1985 - I got custody of Grandpa's car when he lost the ability to drive. It was a 1974 Buick, a huge rectangle of a car, light blue.

I was night manager of a business that was open until 9 pm, so I had to lock up after the employees were all signed out for the night. We worked one night in December that was unusually cold, and after I locked the offices and got out to the snowy parking lot, there were only two cars remaining, mine and the one Nicole and Nell came in. Their car wouldn't start and I lacked jumper cables.

Nicole and Nell were a matched pair as far as their weights, around 240 pounds apiece. When they asked for a ride home, it was not a tough question because the Buick could easily carry all of us and a couple more, if needed. Nicole and Nell were right there beside me, purses in hand, when we found that my car's back doors were frozen shut on both sides.

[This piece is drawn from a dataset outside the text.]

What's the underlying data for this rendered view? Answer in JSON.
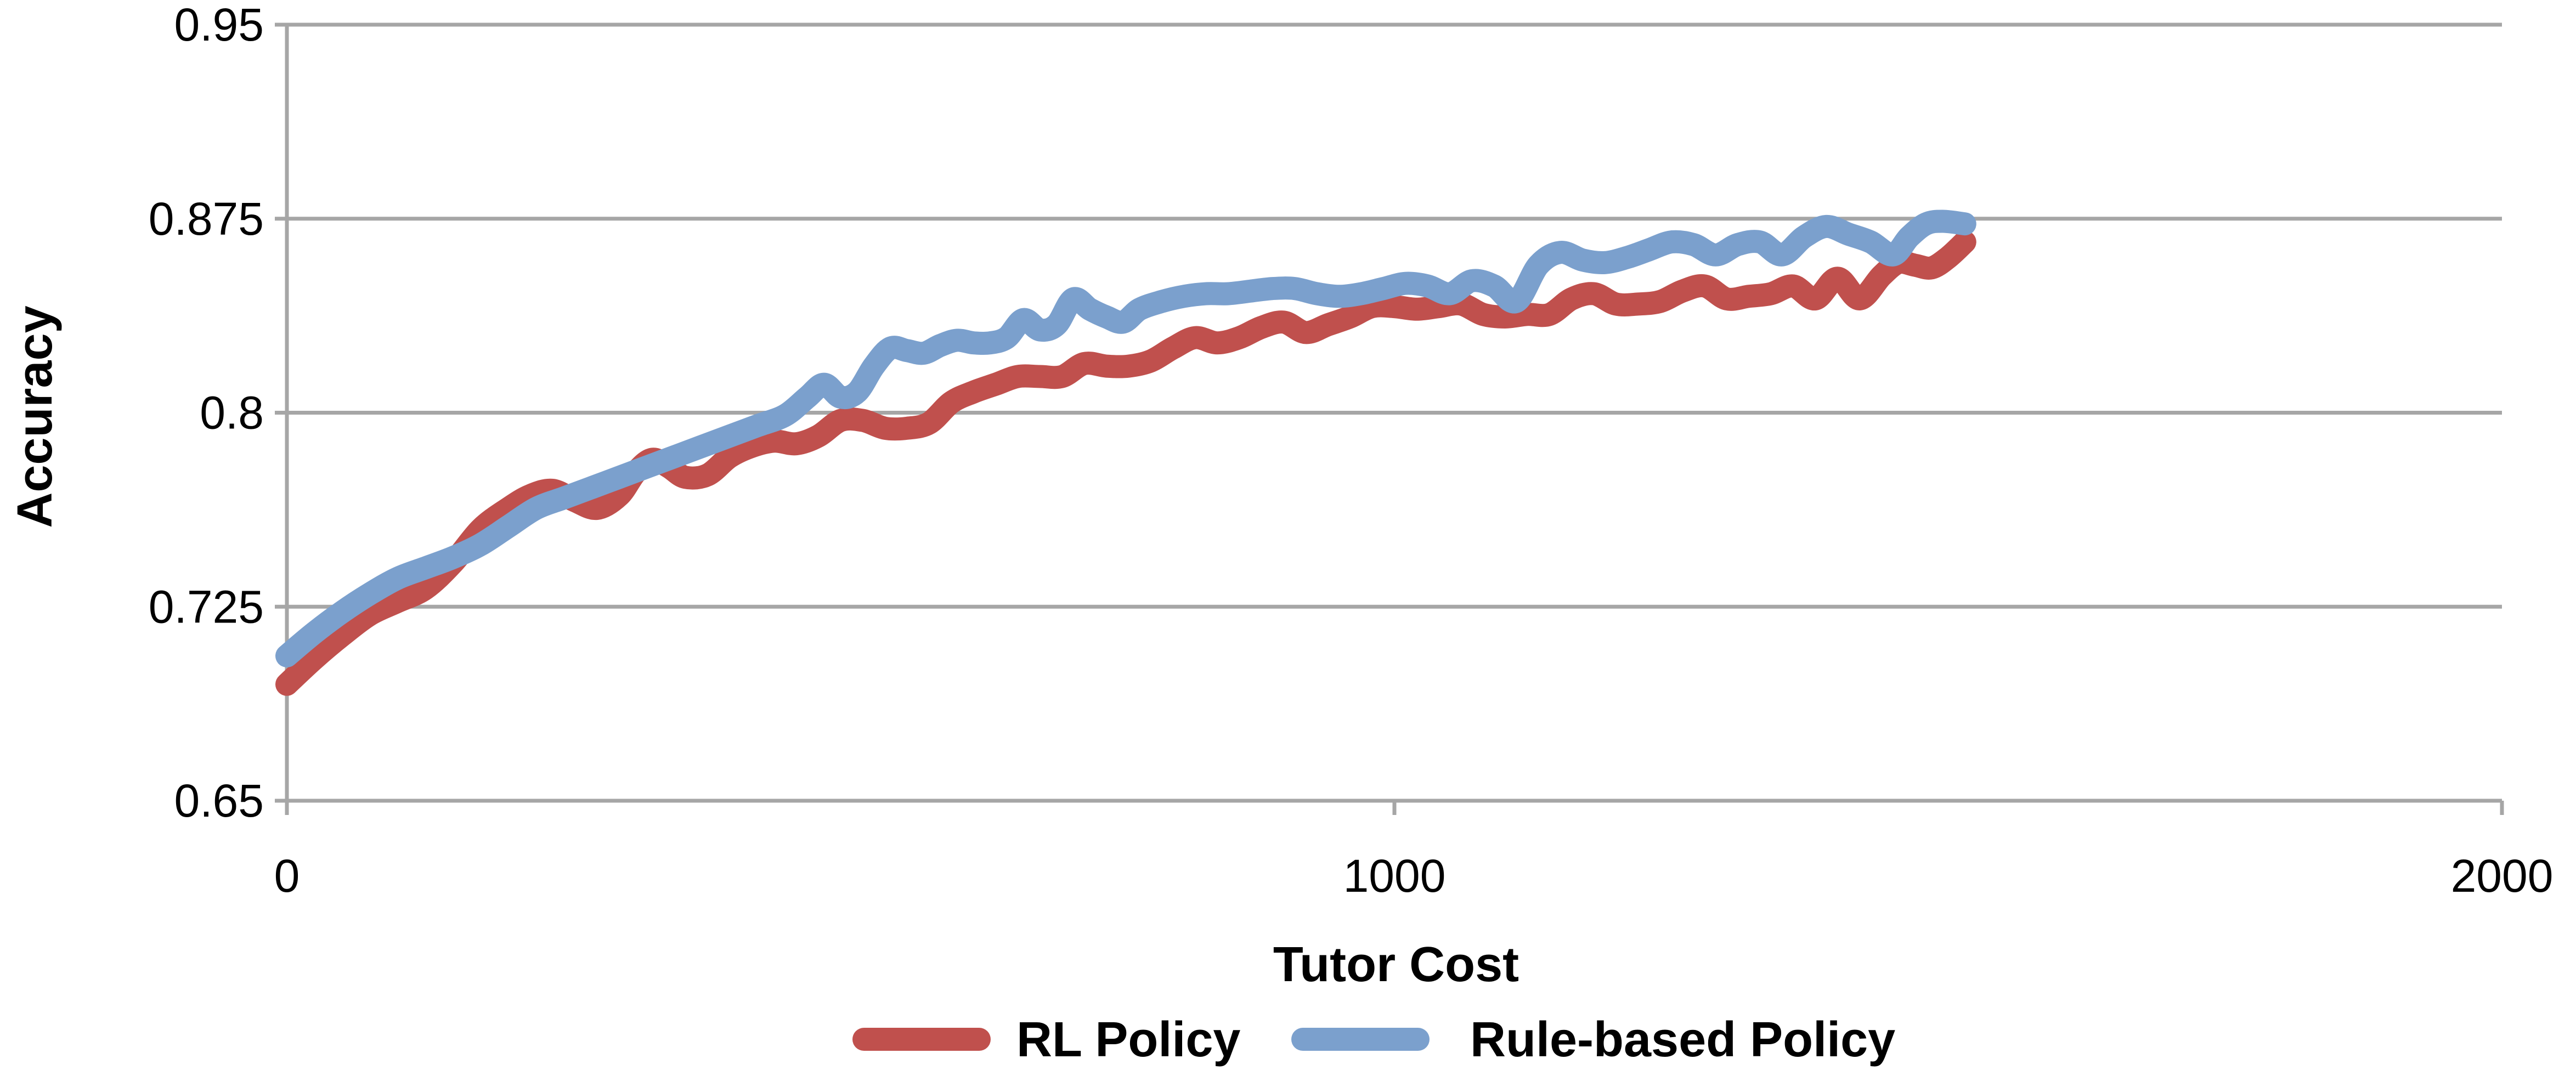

My eyes shifted from them to the front seat as I made some mental calculations of what would be feasible, and they started to laugh. Both front doors still worked and the three of us got in on the front seat. I was built like a blade of grass and found that if I reached to the right, I still could get both hands on the steering wheel. They lived on the west side so it was a lengthy ride across town and we could not stop laughing.

Remembering anecdotes of the worst incidents involving the local cops, we could've been pulled over by an officer curious to know what a skinny white boy was doing with two full-figured African-American women in such high spirits, and why they felt the need to share the front seat with me in a massive sedan on the rough side of town long after dark. No problem, and I had forgotten about it for years until I started remembering cars I used to have.

And that's why Chicago is known as the City of Decorum

The sign on the CTA bus yesterday had many of the usual prohibitions, plus one that caught my eye:
All the rules are illustrated with a little symbol covered by a red diagonal line. The "NO WEAPONS" rule has a handgun covered by the red slash.

So here's the scenario imagined by the Chicago Transit Authority: A citizen is about to get on the bus when he sees the sign, a friendly reminder. Suddenly he remembers he's carrying a Luger. Sensitive to the potential embarrassment of discovery, the citizen discreetly retreats and returns home to put his gun safely away before going out.